Le fiabe, e in generale le storie, sono importanti strumenti in terapia per affrontare eventi negativi che provocano sofferenza

Di Alessandro Salvadori

Pubblicato il 21 Mar. 2024

Le origini delle fiabe

Fiabe ed esseri umani hanno un legame ancestrale (Jung, 1964; Von Franz, 1982). Popoli di ogni cultura ed epoca raccontano storie, il cui fine, molto spesso, non è il mero intrattenimento. Che sia intorno a un fuoco, in una classe scolastica o in un teatro, la storia viene raccontata con l’intento di lasciare messaggi profondi e significativi. I personaggi, gli eventi e le sfide narrate possono richiamare aspetti della nostra esistenza, dalla quotidianità agli avvenimenti più singolari e che spesso caratterizzano una particolare fase di vita o un passaggio da uno stadio a un altro dello sviluppo. Ciò aiuta nell’elaborazione dell’esperienza, nonché nella formazione e definizione della propria identità. In questo contesto, assumono un ruolo particolarmente significativo le fiabe (Golden et al., 2021; Ruini et al., 2014). Inoltre, la loro importanza risiede anche nel fatto di racchiudere simboli e temi universali (Jung, 1964; Von Franz, 1982).

Le fiabe nella psicologia

La narrazione di storie è presente all’interno della psicologia da molto tempo (Holmes, 2000). Uno dei principali orientamenti che ha affrontato questo tema è l’orientamento psicodinamico. Tra gli appartenenti a questo ramo della psicologia e che hanno maggiormente contribuito nello studio di tale tematica, troviamo Carl Gustav Jung e in particolare la sua teoria degli archetipi e dell’inconscio collettivo. Secondo Jung, accanto all’inconscio individuale, esiste una dimensione dell’inconscio che collega esseri umani da tutto il mondo e con i propri antenati: l’inconscio collettivo. L’analista svizzero, come menzionato in precedenza, riteneva che esistessero simboli e temi universali che tendono a ripresentarsi nei miti, leggende, religioni, riti, arte e fiabe dei popoli di varie culture ed epoche storiche. Tali motivi e tematiche, sono espressione degli archetipi presenti nell’inconscio collettivo (Jung 1964; Ruini et al., 2014).

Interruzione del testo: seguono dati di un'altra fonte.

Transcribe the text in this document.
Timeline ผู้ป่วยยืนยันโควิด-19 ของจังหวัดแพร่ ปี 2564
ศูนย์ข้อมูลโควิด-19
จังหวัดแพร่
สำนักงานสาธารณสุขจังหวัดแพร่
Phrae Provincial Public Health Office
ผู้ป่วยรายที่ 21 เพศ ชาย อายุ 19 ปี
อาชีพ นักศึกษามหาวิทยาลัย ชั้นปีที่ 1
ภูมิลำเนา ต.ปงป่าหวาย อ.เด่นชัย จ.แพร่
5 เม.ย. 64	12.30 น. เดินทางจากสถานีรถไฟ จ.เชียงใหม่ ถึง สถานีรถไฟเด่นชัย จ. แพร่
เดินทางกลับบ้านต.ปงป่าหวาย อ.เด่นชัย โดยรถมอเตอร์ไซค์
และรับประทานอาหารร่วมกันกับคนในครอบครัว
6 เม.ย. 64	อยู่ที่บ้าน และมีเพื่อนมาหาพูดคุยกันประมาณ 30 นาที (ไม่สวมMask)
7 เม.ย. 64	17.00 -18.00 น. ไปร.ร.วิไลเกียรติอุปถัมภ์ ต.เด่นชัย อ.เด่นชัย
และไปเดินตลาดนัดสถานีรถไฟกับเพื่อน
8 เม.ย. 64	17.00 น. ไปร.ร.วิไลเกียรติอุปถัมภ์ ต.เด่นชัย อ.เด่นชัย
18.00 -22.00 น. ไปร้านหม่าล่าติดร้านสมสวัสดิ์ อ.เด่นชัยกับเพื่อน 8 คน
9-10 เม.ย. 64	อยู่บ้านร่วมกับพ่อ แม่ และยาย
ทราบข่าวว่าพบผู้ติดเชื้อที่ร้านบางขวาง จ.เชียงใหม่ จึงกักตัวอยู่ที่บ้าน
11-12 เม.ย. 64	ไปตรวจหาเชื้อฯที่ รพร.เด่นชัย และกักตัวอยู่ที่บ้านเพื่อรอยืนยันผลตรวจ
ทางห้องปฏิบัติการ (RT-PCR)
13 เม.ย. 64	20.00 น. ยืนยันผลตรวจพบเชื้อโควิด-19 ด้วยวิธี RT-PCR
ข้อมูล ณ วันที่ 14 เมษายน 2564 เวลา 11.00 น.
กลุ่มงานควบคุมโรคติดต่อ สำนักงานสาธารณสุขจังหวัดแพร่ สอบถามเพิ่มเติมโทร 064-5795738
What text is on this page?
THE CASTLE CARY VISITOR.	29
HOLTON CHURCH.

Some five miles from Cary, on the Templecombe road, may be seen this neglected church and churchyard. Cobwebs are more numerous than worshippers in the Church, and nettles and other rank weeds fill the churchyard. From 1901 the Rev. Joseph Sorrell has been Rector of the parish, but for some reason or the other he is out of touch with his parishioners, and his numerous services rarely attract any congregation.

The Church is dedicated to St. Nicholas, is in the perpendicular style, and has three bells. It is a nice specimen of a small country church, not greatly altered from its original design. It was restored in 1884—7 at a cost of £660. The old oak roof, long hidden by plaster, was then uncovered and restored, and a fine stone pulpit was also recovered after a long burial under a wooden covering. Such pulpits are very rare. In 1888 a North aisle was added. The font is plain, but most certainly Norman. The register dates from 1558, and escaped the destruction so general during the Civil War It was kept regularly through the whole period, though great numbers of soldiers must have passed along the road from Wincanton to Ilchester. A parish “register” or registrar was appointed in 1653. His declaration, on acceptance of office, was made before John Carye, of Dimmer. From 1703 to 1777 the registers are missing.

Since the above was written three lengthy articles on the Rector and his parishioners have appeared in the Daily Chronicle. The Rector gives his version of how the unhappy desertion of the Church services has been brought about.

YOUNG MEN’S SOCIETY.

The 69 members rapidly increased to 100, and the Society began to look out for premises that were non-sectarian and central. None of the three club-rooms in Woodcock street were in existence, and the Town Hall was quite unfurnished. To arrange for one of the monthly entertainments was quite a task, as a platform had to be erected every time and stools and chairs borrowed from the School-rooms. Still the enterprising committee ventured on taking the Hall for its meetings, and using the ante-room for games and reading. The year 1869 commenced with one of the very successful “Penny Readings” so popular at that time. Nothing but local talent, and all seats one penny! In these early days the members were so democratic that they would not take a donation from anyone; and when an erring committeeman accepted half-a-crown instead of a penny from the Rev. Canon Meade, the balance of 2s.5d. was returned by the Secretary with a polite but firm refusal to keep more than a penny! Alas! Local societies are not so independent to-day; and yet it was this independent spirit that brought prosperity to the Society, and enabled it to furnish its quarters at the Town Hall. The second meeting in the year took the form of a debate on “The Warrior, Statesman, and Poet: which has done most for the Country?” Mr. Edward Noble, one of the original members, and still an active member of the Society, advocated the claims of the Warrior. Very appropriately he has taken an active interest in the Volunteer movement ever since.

Inoltre, per quanto riguarda le fiabe, ha assunto un ruolo significativo Marie-Louise Von Franz, una delle allieve più importanti di Jung. La psicoanalista, connazionale del maestro, approfondì il tema delle fiabe, cercando di darne un’interpretazione in un’ottica junghiana, provando a spiegare i simboli presenti in alcune fiabe della letteratura mondiale, attraverso la teoria degli archetipi (Von Franz, 1982).

Tuttavia, l’interesse verso le fiabe non è presente solamente all’interno della psicodinamica. Tra i vari orientamenti che si sono interessati a questa peculiare tipologia di narrazione, vi sono anche degli approcci cognitivo-comportamentali come l’Acceptance and Commitment Therapy ([ACT], Hayes et al., 2012), la Dialectical Behaviour Therapy ([DBT], Linehan 1993ab, 2015), la Mindfulness Based Cognitive Therapy ([MBCT], Segal et al. 2002) e la Rational Emotive Behavior Therapy ([REBT], Ellis & Dryden 2007).    

In questo tipo di approcci terapeutici, ciò che sembra significativo, è l’uso delle fiabe per portare le persone ad accettare ciò che nella vita non può essere cambiato e lavorare, invece, su ciò su cui il paziente può intervenire, favorendo lo sviluppo della resilienza emotiva (Golden et al., 2021).

Perché è importante considerare le fiabe?

Le storie mostrano paure, speranze e condizioni tipiche dell’essere umano e ciò permette al lettore o all’ascoltatore di identificarsi in alcuni personaggi e vicende raccontate. È proprio su quest’ultimo aspetto che diverse psicoterapie si basano per portare il paziente ad avvicinarsi, riflettere e comprendere meglio la propria esperienza o condizione, al fine di acquisire maggiore consapevolezza rispetto a quanto non può essere cambiato e trovare nuove modalità per far fronte al problema che crea sofferenza (Golden et al., 2021).

Normalmente, nelle fiabe, il percorso che il protagonista o l’eroe deve percorrere per arrivare al suo obiettivo è lungo e tortuoso. La meta del personaggio principale (o dei personaggi principali) può essere di vario genere, anche se, solitamente riguarda un’evoluzione del protagonista in termini di dinamiche relazionali ed affettive, posizione e ruolo sociale (ad esempio diventare re o regina, trovare un tesoro, sposare il principe o la principessa). In breve, qualunque sia la meta che deve raggiungere il protagonista, questa implica, tipicamente, una serie di sfide per poterla raggiungere. 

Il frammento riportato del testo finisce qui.